The next day, I reach out to Louis. Louis is almost double my age – a man of twenty-nine – but I am too lost in the thrill of someone actually wanting me. After a short text exchange, I arrive at his house trembling with nervous exhilaration and think I could be sick. Two hours with Louis pass. The walk back is significantly slower. I’ve finally done it, I am thinking to myself, but why did I? Very soon, I begin to feel ashamed. Yet I will use Grindr to seek out men like Louis repeatedly throughout my adolescent years to try and put an end to the cycle of loneliness and arousal, which only continues.
Is this what Plato meant by finding my Other Half?
When I was older, as soon as I had queer friends, I learned my experiences were not mine alone. Somehow, we had all had similar experiences – experiences of sneaking out to go to men’s homes, experiences of sitting on the train at 1am with a man twice our age trying his luck. We had all been stumbling, I think, messily and clumsily in our hunger to fulfil our various emptinesses – trying and failing to unite blind sexual frustration with some abject hope of being understood. Growing up, I had seen my female friends get boyfriends, and I was jealous and yearning. I knew that it was strange that the men I slept with were twice my age, but my desperation for fulfilment overcame these concerns. Yet these random nights with older men only made me feel more hollow, more dead.

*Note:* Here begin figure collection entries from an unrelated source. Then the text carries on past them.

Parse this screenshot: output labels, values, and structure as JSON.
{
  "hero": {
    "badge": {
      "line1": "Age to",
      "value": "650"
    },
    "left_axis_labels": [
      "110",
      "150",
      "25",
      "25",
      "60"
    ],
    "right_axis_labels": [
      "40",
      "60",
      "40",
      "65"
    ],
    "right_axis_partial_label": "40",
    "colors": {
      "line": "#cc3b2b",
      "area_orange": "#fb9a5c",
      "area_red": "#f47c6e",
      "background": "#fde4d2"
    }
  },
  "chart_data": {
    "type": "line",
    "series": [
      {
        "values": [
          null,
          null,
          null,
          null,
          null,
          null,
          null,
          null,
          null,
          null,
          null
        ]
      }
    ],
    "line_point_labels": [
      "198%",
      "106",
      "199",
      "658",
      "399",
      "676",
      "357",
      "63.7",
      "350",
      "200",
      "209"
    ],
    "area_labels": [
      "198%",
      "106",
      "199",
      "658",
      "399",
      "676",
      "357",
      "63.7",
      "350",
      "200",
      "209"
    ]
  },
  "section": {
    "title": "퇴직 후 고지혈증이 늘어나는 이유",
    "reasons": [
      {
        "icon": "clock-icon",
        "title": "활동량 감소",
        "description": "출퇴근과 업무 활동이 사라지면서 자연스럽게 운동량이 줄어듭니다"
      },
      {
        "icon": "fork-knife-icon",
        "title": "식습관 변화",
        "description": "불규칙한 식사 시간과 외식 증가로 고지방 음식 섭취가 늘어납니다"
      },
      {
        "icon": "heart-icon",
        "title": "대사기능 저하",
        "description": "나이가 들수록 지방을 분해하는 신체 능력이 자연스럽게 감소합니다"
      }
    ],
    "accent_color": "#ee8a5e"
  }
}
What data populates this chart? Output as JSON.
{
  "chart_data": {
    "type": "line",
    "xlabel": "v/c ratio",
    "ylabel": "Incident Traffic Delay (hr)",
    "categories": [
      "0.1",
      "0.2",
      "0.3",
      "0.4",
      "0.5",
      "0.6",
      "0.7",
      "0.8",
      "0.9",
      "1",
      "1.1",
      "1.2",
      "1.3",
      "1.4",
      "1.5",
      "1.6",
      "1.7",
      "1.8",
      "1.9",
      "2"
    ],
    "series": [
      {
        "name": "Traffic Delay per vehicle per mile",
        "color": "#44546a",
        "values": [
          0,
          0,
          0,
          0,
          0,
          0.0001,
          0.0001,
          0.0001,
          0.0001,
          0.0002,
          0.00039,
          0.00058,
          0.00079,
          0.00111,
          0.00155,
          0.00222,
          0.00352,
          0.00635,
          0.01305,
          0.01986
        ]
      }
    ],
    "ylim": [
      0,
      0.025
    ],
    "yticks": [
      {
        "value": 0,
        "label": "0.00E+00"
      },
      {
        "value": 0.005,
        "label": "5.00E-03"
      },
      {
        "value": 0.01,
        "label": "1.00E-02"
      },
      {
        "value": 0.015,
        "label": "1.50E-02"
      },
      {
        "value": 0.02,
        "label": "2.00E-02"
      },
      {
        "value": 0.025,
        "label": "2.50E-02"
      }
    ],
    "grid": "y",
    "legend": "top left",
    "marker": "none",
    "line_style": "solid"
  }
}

I would hope that, in England at least, the LGBTQ+ community is in a position to speak about this phenomenon frankly and openly without having to cower from homophobic repercussions. If I could go back to Cornwall and talk to that nervous fifteen-year-old, I would have begged him to wait. But I had no responsible queer adults to turn to. Queer spaces are so centred around adults, bars and clubs and hookup apps, that queer youth are alienated not only from their straight peers but from their own community. There can seem like no other option but to plunge into an adult world they aren’t psychologically equipped for, with predators standing by to take advantage of them. When I was a teenager, most straight people didn’t know about Grindr. I could slip through the gaps of heteronormative expectations and roam without being noticed. My parents would never suspect me “just going over to a friend’s house”. In this no-man’s-land I was abused by older men. But there can only be a gross power imbalance between a boy and a man his father’s age.
In my experience, I have found the LGBTQ+ community deeply divided between generations, with the deep scar of the AIDS epidemic between us. But queer people are family to one another. We have the responsibility to protect our youth from the predators within our community, because consent laws alone aren’t going to do it for us. The consent laws of 1885 – the ones we still follow today – were created with the vision of protecting young women from older men. They were created by straight people, for straight people, and thus can only work effectively in their heteronormative contexts. ‘Homosexual acts’ were, once legalised in 1967, set at an age of consent of 21, until this legislation was assimilated into heterosexual consent laws in 2000. We can see how different our histories are, how our experiences were treated as completely alien until this millennia. Yet, even if the laws surrounding queer people assimilate, our experiences do not. If we are going to protect the minors in our community, the solution is going to be a queer one.